Ci aspettano appuntamenti di grande rilievo sui temi delle infrastrutture: Malpensa, Pedemontana, Arcisate-Stabio, Varese–Como, ecc. Su scuola, sanità, giustizia, trasporti e questioni sociali lavoreremo per mettere a punto proposte che colgano gli interessi delle persone. Questa è la nostra agenda.



LA DISCUSSIONE NEL PD
A luglio Varese ospiterà alla Schiranna la festa regionale del Pd Lombardo. Un appuntamento importante al quale il partito varesino si presenta con le carte in regola, forte del suo radicamento e dei recenti successi. Ma non basta, il partito deve anche mostrarsi maturo e capace di affrontare con responsabilità le nuove sfide. La segreteria provinciale è impegnata a ricercare l’unità e promuovere la pluralità all’interno del partito. La nostra idea di unità è anche quella di sostenere i candidati, senza cercare le differenze in un passato che è alle nostre spalle, perché si vince quando si lavora uniti, con programmi che parlano ai bisogni della città. Per essere uniti è importante che il confronto interno sia sempre indirizzato alla proposta e non alla ricerca di distinzioni fine a se stesse. Noi democratici possiamo vantare la più libera e aperta discussione che si conosca, ma essa va condotta con intelligenza e rispetto dei fatti, con coscienza dei ruoli. Per questo esprimo rispetto e apprezzamento per il lavoro fatto dagli organismi locali e dai rappresentanti del PD eletti nelle istituzioni: a Varese e in tutte le realtà provinciali.
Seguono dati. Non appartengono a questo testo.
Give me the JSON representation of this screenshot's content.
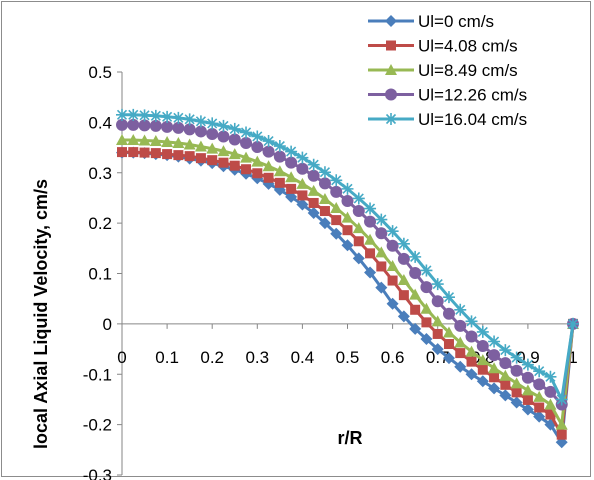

La mia segretaria è nata con il mandato esplicito di unire il partito e non di registrare il fatto ovvio che ognuno possa esternare le proprie posizioni. Non aiuta la crescita del partito una discussione tutta interna, oltretutto sempre più frequentemente condotta sui “media” anziché negli organismi di partito, che per cercare distinzioni non necessarie arriva al paradosso di dipingere con colori diversi proposte che nella sostanza sono uguali. Così i cittadini non ci capiscono, tanto meno apprezzano le delegittimazioni e l’infondata rappresentazione di un partito diviso tra buoni e cattivi, vecchi e nuovi.



LAVORARE UNITI PER IL CAMBIAMENTO
Tutti siamo chiamati a lavorare per il cambiamento: stare insieme, essere un grande partito implica fiducia e solidarietà reciproche. Trascurare questo aspetto non è un segno di libertà nè di novità. I nostri elettori ci chiedono unità per essere credibili. Questo è il segnale che tutti insieme dobbiamo dare.